In talking about Jacob, the author points out how Jacob, who was man made of his own mind, skill even in fighting with God (Genesis 32:22-32) – later in his life walking with a limp learnt more to “lean on his staff” (a symbol of weakness and dependence) instead of on his own abilities. Genesis 47:31 is the verse quoted by the Hebrews’ author in the chapter that brings Jacob to a tearful fulfillment of all his dreams. (Read the exceptional commentary form Robert Alter on this passage at the end).
What do Joseph and Moses have in common?
The passage Hebrews 11:22-28 is presenting an approach for looking at Joseph and Moses who both look forward to the “exodus” event. Joseph though rich, successful and powerful was still looking ahead to the time when Israelite will leave Egypt for their own homeland, no longer as a second class citizen but a country of their own, honoring and worshiping their God.
The author quickly also acknowledges the faith of Moses’ parents, though they are rarely mentioned in much of the stories, still played a significant role. Moses’s parents saw by faith that he was no ordinary child. The author now turns to look at Moses – Israelite’s most adored prophet. The author points out greatness of Moses as something distinct from giving them the Law. The focus is on Moses’ choice to leave behind the “treasures of Egypt” and looking forward to a “greater reward.” Moses’ faith in keeping the Passover is applauded once again (Passover is explored a few times in Hebrews) as the escape from the tyranny of slavery into the Promised Land for Israel. The nation of Israel walked across the Red Sea leaving their footprints of faith, while Egypt attempting to walk fell and died as they did not walk in the same footsteps of faith.

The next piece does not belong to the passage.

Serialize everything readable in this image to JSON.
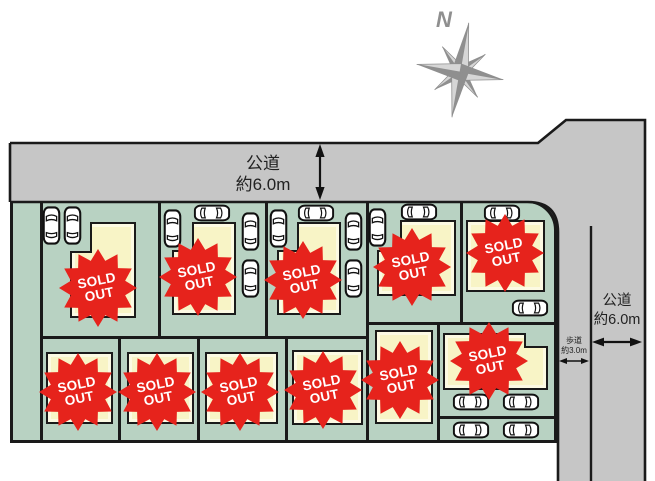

Extra: Robert Alter’s commentary on Genesis 47:9-10 – when Pharaoh asks Jacob “How many are the days of the years of your life?” – Jacob replies “A hundred and thirty . . Few and evil have been the days of the years of my life.” Jacob’s somber summary of his own life echoes the kind of complex solemnity against all we have seen him undergo. He has, after all, achieved everything he aspired to achieve: the birthright, the blessing, marriage with his beloved Rachel, progeny and wealth (now). But one measure of the profound moral realism of the story is that although he gets everything he wanted, it is not in the way he would have wanted, and the consequence is far more pain than contentment. From his “clashing” (Gen 25:22) with his twin in the womb, everything has been a struggle. He displaces Esau, but only at the price of fear and lingering guilt and long exile. He gets Rachel, but only by having Leah imposed on him, with all the domestic strife that entails, and he loses Rachel early in childbirth. He is given a new name by his divine adversary, but comes away with a permanent wound. He gets the full solar-year number of twelve sons, but there is enmity among them (for which he bears some responsibility), and he spends twenty-two years continually grieving over his favorite son, who he believes is dead. This is, in sum, a story with a happy ending that withholds any simple feelings of happiness at the end. “and they have not attained the days of the years of my fathers” In fact, Jacob long-lived as he is, will not attain the prodigious life spans of Abraham and Isaac. At this point however, he can scarcely know how much longer he has to live (seventeen years, as it turns out), and so his words must reflect that feeling of having one foot in the grace that he has repeatedly expressed before. One should not exclude the possibility that Jacob is playing up the sense of contradiction, making a calculated impression on Pharoah, in dismissing his own 130 years as “few.” The ideal lifespan of the Egyptians was 110.